Google peut nous suivre, sans GPS ! Sur CNET France

Le lien ci-dessus décrit encore un de ces travers inquiétants, et qui vont sûrement se multiplier à l’avenir, car la convergence numérique entre nos téléphones, nos ordinateurs, nos véhicules, les lieux publics, notre lieu de travail ne fait que commencer. Le « tout câblé », la toile omniprésente est en passe d’être une réalité intangible, une nouvelle entité influant sur le réel. On a déjà vu les impacts du virtuel dans notre quotidien : fuites d’informations personnelles, procès en diffamation via Internet, apéros géants tournant au drame, petite fête entre amis devenant lieu de rendez-vous pour des milliers de convives virtuels, et ainsi de suite. L’impact est si fort que nombre de personnes commencent à revenir sur leur présence virtuelle. Notons qu’au surplus que les institutions sont largement dépassées, du fait que les leaders du marché de l’information numérique sont des multinationales.

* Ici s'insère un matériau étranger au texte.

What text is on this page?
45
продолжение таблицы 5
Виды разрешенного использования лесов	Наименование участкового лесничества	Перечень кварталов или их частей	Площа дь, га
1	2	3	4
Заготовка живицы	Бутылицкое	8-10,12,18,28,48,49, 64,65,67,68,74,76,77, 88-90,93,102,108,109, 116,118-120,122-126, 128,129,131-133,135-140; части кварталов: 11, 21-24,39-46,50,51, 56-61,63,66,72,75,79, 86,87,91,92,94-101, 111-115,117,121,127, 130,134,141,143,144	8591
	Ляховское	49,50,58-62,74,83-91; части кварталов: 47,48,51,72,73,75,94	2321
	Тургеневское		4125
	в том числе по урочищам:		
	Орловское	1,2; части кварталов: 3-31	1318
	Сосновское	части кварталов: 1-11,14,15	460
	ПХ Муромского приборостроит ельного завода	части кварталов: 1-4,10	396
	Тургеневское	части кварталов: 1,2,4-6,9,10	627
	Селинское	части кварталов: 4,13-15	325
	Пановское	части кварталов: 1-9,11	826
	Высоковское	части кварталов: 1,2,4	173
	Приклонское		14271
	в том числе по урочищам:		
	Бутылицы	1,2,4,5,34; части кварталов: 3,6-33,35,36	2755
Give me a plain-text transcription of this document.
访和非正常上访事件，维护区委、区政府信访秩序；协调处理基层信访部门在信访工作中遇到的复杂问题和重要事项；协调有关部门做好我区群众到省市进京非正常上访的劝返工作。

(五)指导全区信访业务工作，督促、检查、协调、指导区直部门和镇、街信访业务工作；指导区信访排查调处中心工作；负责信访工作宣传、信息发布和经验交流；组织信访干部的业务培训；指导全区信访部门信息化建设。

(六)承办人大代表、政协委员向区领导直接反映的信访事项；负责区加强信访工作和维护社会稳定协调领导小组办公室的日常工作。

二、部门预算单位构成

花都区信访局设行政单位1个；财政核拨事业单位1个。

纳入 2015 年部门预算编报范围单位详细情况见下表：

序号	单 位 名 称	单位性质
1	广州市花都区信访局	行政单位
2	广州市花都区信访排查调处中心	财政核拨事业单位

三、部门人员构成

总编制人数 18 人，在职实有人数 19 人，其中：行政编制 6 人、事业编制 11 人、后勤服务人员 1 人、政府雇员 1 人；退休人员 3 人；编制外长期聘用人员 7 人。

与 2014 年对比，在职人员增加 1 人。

Comment s’opposer à a la diffusion des contenus, quand les données sont localisées dans une nébuleuse technique qui s’affranchit sans souci des frontières et des lois ? Comment se prémunir contre l’omnipotence du web, quand celui-ci ignore totalement la notion de droit ?

Enfin, demandons nous clairement quel est le pouvoir de ces firmes, et à quel point elles pourraient se rendre maîtres de notre destin : Google est présent à tous les étages, et distribue même des PC contenant un système d’exploitation spécifique. Facebook dispose de toutes vos informations, sans que vous ayez de réel recours pour vous les réapproprier. Microsoft contrôle littéralement l’informatique chez les particuliers, avec donc un socle de captifs ahurissant. Que pourrait-on opposer comme critique si Google et Facebook venaient à s’entendre ? Le recoupement de données, l’intensification du flicage des utilisateurs, la mise au nu de notre vie privée, la revente de notre existence virtuelle à des clients peu scrupuleux… Tous les scénarios sont envisageables. L’information est une arme, que ce soit sur le champ de bataille, que dans une guerre économique. Si Facebook est valorisé à une telle échelle, c’est surtout à cause du pouvoir que représente les informations stockées en son sein. Pourquoi les états totalitaires sont-ils alors si exigeants avec ces firmes ? Pour récupérer les informations, bien entendu ! Yahoo a été épinglé pour des raisons similaires en Chine (dénonciation de dissidents notamment). A quand une police virtuelle s’appuyant sur notre propre détermination à alimenter des « Big brother » privés ? Le débat sur l’identité virtuelle n’a pas fini d’agiter la toile, et la protection de cette identité n’a pas fini d’être la cible des sociétés sachant les revendre au plus offrant.